The value of glucose in human life
So, having a certain idea about this substance, its physical and chemical properties, use in different areas industry, we can conclude what glucose is. Obtaining it from polysaccharides already gives an understanding that, being the main component of all sugars, glucose is an indispensable source of energy for humans. As a result of metabolism, adenosine triphosphoric acid is formed from this substance, which is converted into a unit of energy.
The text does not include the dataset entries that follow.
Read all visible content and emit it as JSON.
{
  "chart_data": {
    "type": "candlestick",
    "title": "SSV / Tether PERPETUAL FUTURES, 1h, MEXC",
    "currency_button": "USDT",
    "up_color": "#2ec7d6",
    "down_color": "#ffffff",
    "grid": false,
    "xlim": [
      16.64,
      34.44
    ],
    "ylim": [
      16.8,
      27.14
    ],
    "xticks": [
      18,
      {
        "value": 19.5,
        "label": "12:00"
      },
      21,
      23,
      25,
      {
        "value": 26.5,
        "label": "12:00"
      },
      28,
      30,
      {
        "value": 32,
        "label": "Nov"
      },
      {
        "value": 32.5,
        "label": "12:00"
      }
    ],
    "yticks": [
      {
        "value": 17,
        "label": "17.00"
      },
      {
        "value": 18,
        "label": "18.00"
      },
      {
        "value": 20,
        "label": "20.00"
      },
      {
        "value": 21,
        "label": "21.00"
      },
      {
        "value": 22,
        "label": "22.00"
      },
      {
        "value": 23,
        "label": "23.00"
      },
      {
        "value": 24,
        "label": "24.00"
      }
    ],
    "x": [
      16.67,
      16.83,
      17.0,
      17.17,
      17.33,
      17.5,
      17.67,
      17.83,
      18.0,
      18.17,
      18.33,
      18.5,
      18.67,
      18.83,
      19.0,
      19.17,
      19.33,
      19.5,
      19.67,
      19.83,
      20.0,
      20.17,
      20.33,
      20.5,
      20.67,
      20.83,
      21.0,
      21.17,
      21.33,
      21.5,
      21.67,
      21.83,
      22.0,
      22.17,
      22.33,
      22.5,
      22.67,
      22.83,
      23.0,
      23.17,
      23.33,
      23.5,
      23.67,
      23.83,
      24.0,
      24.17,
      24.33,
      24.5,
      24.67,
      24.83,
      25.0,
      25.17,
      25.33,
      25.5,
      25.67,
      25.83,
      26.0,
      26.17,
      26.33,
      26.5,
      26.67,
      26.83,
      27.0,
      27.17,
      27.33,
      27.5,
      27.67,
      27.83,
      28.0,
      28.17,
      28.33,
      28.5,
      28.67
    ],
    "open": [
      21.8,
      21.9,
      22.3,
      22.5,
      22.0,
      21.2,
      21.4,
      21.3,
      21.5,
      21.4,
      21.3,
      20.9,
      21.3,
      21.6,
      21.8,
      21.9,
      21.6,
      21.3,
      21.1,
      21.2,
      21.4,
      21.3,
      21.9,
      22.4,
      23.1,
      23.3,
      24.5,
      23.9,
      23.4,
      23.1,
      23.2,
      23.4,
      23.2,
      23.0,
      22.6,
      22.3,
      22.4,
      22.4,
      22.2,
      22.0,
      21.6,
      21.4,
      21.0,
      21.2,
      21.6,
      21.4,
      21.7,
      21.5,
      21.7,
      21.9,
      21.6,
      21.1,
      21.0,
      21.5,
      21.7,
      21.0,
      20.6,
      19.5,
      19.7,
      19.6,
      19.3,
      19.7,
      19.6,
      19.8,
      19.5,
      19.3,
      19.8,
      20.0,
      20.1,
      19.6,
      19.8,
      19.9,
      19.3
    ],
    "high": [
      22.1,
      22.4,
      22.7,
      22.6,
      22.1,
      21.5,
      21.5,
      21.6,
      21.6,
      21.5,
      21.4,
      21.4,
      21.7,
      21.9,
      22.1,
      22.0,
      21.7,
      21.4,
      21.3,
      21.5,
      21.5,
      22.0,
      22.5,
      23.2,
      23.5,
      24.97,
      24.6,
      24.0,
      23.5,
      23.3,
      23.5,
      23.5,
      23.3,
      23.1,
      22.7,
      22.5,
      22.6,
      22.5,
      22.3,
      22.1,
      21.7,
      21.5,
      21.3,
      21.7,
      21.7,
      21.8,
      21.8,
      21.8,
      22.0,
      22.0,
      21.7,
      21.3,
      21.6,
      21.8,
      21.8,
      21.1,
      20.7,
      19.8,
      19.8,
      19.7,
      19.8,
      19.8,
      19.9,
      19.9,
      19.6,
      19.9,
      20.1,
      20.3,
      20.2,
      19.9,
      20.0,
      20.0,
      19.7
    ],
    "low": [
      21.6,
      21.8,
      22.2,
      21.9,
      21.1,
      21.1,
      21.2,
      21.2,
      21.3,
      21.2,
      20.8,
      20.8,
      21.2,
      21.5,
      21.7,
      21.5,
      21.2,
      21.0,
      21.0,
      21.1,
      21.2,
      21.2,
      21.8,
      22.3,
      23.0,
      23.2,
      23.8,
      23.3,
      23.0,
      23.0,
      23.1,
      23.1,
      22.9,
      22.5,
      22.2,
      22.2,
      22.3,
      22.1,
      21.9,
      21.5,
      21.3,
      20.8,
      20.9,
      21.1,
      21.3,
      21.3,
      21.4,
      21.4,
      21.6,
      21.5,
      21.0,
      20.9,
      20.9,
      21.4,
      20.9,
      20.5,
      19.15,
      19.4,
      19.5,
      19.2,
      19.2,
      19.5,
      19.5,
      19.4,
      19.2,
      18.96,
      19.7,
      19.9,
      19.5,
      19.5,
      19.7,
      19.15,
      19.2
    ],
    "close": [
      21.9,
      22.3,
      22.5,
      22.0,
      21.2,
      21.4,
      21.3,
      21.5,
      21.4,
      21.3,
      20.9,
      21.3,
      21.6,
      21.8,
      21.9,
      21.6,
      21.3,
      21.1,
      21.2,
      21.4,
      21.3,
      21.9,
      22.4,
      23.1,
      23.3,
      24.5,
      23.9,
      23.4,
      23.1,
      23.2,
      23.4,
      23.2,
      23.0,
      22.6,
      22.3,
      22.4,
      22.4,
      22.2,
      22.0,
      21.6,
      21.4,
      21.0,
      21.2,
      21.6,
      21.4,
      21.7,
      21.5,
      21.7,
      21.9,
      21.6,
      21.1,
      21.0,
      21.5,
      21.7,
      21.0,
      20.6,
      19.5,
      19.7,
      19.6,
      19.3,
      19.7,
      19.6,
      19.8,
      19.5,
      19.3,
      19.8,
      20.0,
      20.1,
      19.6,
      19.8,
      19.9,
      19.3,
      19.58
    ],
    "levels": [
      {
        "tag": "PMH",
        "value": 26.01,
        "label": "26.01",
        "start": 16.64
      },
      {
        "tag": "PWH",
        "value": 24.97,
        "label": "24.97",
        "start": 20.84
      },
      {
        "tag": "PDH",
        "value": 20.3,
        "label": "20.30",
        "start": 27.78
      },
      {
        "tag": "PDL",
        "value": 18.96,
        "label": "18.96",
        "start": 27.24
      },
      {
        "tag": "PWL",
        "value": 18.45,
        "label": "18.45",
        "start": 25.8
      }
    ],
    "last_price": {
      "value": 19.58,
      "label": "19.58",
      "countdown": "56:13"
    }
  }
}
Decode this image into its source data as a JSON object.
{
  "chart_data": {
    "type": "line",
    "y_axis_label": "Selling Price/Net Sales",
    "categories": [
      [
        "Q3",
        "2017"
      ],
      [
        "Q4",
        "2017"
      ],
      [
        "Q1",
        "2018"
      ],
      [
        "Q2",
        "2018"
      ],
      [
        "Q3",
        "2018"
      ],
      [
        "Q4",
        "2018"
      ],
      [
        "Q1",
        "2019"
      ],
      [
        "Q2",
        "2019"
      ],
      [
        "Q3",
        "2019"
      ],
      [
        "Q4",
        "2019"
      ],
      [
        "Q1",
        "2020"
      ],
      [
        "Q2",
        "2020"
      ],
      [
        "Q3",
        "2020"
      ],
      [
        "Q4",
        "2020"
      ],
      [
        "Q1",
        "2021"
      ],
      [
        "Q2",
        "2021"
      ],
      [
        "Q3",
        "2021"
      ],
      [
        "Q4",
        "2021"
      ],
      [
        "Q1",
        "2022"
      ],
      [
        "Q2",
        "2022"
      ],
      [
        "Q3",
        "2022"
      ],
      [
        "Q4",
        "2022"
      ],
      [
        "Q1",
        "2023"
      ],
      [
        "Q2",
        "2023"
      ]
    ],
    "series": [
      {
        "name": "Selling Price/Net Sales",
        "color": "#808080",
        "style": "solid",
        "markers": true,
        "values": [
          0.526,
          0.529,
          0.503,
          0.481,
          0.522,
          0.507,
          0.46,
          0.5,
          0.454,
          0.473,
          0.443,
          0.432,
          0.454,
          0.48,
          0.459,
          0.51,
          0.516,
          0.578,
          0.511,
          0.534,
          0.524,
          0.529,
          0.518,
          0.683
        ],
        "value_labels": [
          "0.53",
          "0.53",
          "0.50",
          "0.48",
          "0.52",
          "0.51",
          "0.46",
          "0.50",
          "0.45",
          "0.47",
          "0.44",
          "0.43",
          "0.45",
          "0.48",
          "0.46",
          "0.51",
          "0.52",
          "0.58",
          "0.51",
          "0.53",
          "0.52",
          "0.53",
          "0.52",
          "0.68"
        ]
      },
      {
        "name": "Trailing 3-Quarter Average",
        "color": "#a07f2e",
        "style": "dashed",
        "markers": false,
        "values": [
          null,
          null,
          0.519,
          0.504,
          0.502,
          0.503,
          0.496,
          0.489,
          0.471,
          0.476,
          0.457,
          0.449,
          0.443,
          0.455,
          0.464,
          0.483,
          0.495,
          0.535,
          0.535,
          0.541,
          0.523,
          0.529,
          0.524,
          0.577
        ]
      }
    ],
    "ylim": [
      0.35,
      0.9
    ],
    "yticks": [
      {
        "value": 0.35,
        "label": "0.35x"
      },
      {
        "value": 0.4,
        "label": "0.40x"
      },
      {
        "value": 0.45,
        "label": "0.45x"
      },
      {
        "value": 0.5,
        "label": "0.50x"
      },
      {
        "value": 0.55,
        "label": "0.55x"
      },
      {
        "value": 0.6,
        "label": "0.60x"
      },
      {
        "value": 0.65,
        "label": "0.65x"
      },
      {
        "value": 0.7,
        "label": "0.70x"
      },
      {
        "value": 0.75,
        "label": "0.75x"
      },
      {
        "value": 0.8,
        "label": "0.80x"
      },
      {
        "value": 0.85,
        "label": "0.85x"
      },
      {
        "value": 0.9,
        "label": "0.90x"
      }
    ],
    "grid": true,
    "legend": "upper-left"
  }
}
But not all glucose that enters the human body goes to replenish energy. In the waking state, a person converts only 50 percent of the received glucose into ATP. The rest is converted to glycogen and stored in the liver. Glycogen breaks down over time, thereby regulating blood sugar levels. Quantitatively, the content of this substance in the body is a direct indicator of its health. The hormonal functioning of all systems depends on the amount of sugar in the blood. Therefore, it is worth remembering that excessive use of this substance can lead to serious consequences.
Glucose at first glance is a simple and understandable substance. Even from the point of view of chemistry, its molecules have a fairly simple structure, and Chemical properties understandable and familiar in everyday life. But, despite this, glucose is of great importance both for the person himself and for all spheres of his life.